Unit 2 — There's Only One Me!
Description
This unit focuses on what makes each person special and unique. Through reading literature and writing narratives, students celebrate differences and individuality while building comprehension skills around character, plot, and genre characteristics including persuasive texts and fables.
Essential Questions
- What makes each of us special?
Learning Objectives
- Students will recognize and celebrate individual differences and uniqueness
- Students will identify and describe characters in stories
- Students will understand problem and solution in narratives
- Students will learn synonyms and antonyms
- Students will decode words with consonants t, b, n, d, c, and p and short a vowel
Suggested Texts
- I am Rene, the Boy (Soy Rene, el nino) — fiction
- I Like Myself! — fiction
- Snail & Worm Again — fiction
- Tiny Rabbit's Big Wish — fable
- Being Different Rocks! — persuasive text
- ABC I Like Me! — alphabet book
- Pete the Cat: Too Cool for School — fiction
- My Friends — fiction
Supplemental Resources
- Markers and colored pencils for drawing and writing about personal characteristics
- Sentence strips for displaying high frequency words and sight words
- Pocket folders for collecting student work samples throughout the unit
Language
Speaking and Listening
Writing
Formative Assessments
- Collaborative discussions about character feelings and differences
- Word relationship sorting activities with synonyms and antonyms
- Phonological awareness practice with rhyme production and syllable work
- Small group reading instruction with guided practice on target phonics
Summative Assessment
Module assessment including comprehension tasks and phonics application
Benchmark Assessment
— not configured —
Alternative Assessment
Students may demonstrate understanding of character traits and differences through oral response, drawing with teacher-recorded labels, or sorting picture cards by character attributes in place of written responses. Visual supports such as character anchor charts or emotion faces may be provided as scaffolds.

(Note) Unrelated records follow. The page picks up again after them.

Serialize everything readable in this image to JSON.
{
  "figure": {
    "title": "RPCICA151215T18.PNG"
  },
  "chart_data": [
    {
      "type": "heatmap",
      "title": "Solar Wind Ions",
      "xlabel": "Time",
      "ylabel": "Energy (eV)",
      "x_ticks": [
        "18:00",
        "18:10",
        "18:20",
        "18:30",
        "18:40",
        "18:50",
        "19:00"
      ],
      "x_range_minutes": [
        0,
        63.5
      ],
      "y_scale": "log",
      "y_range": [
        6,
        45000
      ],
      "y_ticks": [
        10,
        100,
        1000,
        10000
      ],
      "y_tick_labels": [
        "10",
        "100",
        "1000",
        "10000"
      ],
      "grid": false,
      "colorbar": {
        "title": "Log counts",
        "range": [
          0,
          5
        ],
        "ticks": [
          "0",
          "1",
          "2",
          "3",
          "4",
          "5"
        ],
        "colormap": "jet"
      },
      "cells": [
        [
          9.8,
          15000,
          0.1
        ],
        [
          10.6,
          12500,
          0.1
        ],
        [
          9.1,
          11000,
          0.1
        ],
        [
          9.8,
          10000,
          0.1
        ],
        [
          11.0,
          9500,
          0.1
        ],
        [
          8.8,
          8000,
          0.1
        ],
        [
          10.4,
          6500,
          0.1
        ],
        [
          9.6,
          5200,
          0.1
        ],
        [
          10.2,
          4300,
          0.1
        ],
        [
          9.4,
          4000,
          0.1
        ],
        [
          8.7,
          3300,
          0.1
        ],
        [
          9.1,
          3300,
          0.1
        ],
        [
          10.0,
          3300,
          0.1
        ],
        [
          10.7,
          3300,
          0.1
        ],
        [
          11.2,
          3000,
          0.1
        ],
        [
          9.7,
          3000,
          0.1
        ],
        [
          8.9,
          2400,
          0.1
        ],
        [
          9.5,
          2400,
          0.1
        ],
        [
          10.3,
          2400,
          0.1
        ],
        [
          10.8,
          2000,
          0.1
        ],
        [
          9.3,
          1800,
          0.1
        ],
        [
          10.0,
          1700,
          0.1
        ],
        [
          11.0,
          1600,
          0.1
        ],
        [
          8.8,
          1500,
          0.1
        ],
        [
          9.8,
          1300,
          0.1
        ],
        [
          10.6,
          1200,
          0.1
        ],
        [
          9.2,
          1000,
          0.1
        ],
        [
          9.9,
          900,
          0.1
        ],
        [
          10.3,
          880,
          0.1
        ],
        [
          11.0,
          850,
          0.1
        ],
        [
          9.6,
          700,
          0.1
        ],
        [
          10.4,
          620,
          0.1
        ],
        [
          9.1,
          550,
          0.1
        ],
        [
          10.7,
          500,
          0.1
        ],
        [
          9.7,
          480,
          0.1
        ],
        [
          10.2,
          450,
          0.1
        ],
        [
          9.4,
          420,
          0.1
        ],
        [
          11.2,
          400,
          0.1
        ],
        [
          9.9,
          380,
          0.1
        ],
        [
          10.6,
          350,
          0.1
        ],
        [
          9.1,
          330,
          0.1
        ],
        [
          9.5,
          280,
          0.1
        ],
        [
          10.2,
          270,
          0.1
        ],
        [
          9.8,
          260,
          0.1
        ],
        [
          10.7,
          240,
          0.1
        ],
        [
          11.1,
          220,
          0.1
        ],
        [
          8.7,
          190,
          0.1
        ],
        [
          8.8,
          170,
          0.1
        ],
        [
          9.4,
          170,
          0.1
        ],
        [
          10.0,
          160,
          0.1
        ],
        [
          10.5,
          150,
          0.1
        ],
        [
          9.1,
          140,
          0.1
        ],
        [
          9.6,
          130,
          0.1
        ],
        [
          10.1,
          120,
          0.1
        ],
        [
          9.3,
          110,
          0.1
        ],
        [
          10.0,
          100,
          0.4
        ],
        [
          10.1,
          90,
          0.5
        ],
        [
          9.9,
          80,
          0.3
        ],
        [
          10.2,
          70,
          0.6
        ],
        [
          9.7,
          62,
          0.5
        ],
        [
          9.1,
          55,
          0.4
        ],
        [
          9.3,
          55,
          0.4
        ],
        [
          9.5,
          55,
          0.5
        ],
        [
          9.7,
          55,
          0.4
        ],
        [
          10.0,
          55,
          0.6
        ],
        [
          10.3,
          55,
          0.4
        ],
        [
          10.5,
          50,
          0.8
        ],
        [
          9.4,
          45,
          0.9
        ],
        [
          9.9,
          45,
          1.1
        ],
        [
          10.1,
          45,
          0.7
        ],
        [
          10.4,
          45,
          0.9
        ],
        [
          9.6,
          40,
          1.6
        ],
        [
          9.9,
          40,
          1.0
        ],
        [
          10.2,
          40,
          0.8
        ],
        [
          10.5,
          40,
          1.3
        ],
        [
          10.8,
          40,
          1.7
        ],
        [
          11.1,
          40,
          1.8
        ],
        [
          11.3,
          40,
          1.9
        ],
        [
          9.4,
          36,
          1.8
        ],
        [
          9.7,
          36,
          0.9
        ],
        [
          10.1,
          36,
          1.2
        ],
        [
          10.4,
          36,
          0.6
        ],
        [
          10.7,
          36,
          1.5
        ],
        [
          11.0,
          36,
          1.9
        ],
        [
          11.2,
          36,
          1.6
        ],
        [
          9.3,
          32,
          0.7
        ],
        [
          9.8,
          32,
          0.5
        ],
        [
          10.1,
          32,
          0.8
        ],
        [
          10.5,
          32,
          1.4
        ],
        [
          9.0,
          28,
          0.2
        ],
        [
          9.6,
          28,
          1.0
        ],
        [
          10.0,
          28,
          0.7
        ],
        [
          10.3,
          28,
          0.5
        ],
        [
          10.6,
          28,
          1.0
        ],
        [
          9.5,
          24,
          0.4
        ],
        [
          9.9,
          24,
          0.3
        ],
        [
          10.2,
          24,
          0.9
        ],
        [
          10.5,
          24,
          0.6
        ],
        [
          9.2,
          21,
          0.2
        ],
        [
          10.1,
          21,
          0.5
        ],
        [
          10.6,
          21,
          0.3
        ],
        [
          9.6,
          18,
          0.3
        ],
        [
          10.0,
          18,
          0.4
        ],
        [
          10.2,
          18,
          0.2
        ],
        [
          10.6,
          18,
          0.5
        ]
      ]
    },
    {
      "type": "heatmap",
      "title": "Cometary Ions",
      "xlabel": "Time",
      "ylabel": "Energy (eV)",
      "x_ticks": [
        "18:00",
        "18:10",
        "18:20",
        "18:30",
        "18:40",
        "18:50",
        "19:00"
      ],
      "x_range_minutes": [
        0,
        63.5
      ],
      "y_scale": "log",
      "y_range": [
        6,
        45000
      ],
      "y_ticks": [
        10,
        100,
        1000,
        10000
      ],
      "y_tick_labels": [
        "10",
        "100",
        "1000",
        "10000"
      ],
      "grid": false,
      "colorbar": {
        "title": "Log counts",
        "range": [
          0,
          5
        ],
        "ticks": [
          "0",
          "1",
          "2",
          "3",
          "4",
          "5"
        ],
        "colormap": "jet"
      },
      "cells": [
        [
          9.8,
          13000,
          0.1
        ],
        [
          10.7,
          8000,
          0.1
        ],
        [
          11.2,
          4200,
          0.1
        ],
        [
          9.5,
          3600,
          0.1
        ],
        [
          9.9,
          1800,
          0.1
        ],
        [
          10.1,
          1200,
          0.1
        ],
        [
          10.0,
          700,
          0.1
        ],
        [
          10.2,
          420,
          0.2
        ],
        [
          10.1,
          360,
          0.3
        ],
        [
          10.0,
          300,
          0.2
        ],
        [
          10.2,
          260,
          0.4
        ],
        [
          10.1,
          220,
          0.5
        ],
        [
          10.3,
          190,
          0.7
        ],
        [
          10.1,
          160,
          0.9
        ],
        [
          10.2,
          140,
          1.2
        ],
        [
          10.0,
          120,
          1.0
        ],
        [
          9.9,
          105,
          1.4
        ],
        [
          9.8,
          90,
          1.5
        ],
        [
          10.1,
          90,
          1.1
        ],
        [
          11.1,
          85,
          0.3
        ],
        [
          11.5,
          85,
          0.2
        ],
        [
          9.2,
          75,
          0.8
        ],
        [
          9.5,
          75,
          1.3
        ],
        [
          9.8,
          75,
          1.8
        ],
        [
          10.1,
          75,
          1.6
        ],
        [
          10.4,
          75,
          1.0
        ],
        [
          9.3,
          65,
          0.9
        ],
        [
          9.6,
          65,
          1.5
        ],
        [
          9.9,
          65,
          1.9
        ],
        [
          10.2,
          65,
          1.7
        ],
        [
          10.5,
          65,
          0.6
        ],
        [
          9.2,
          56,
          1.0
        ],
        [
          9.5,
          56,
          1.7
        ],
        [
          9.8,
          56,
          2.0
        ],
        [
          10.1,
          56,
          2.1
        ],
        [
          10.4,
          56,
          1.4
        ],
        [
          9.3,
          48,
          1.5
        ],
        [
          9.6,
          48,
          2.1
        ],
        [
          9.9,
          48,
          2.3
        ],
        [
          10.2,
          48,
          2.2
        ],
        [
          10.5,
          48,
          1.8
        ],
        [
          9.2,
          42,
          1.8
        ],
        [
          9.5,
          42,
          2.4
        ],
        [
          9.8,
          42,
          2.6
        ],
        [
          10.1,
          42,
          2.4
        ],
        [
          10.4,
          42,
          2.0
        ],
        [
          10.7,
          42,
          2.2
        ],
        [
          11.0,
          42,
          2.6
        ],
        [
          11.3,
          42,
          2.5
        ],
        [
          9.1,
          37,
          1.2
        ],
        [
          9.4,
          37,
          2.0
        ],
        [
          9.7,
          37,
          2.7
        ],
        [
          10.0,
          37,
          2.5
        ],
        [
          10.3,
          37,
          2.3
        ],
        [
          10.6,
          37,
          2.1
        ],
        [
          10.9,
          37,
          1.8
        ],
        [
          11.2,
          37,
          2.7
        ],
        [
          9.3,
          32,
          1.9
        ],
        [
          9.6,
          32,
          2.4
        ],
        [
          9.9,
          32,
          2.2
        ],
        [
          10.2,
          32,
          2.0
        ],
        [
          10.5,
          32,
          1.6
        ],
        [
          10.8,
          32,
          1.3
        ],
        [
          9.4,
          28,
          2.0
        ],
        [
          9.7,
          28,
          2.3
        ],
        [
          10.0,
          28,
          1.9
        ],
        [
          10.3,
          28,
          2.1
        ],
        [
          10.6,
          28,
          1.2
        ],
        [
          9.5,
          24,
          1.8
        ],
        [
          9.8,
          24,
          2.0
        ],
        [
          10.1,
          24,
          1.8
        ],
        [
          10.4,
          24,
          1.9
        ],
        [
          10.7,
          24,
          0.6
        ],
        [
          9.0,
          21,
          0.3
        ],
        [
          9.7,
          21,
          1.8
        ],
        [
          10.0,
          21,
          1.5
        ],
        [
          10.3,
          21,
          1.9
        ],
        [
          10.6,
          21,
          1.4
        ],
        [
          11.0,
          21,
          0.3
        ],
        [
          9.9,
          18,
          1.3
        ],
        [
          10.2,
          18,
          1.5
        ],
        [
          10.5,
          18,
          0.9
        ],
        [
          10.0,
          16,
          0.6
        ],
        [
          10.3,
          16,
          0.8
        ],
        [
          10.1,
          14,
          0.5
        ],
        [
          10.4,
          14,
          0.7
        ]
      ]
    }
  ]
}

IEP (Individualized Education Program)
During read-alouds and discussions about characters and their differences, provide visual supports such as picture cards or simple graphic organizers to help students organize their thinking about character feelings and problem-solution relationships. Allow students to respond orally, through pointing, or by drawing rather than requiring written output, since emergent writers may need alternative ways to demonstrate comprehension. For phonics work with short-a words and target consonants, offer multisensory supports such as manipulative letters or sound-picture cards to reinforce decoding in a hands-on way. Break word-sorting tasks into smaller steps and provide immediate feedback to keep students engaged and on track.
Section 504
Provide preferential seating during whole-group read-alouds and phonological awareness activities to minimize distraction and help students stay focused on oral instruction. Allow extended time during word-relationship sorting and any module assessment tasks, and ensure directions are given both orally and with visual cues. A reduced-distraction workspace during independent practice supports sustained attention for phonics and vocabulary work.
ELL / MLL
Build vocabulary for this unit's themes of individuality and character by using pictures, gestures, and simple illustrated word cards for key terms such as unique, different, problem, and solution before reading. Simplify directions for sorting and discussion activities by modeling the task first and checking comprehension by asking students to restate what they will do. Where possible, connect the concept of what makes a person special to students' home cultures and languages, and allow students to share responses in their home language as a bridge to English expression.
At Risk (RTI)
Connect the unit's theme of individuality to students' own experiences early in instruction, as personal relevance supports engagement and comprehension of character feelings and differences. During phonics practice with short-a words and target consonants, provide picture-supported word cards so students have a concrete entry point and can experience early success with decoding. Reduce the complexity of word-relationship tasks by starting with clear, concrete examples of synonyms and antonyms before moving to more abstract comparisons, and offer frequent check-ins to reinforce progress and build confidence.
Gifted & Talented
Encourage students to explore character motivation and perspective more deeply by thinking beyond what a character did to why they made those choices and how a different character might have reacted differently. For vocabulary, invite students to collect and categorize synonym and antonym pairs they notice across multiple texts, building a personal word collection that extends their understanding of shades of meaning. Students who demonstrate mastery of target phonics patterns can be challenged to identify those patterns in more complex words they encounter independently, connecting decoding skills to real reading in purposeful ways.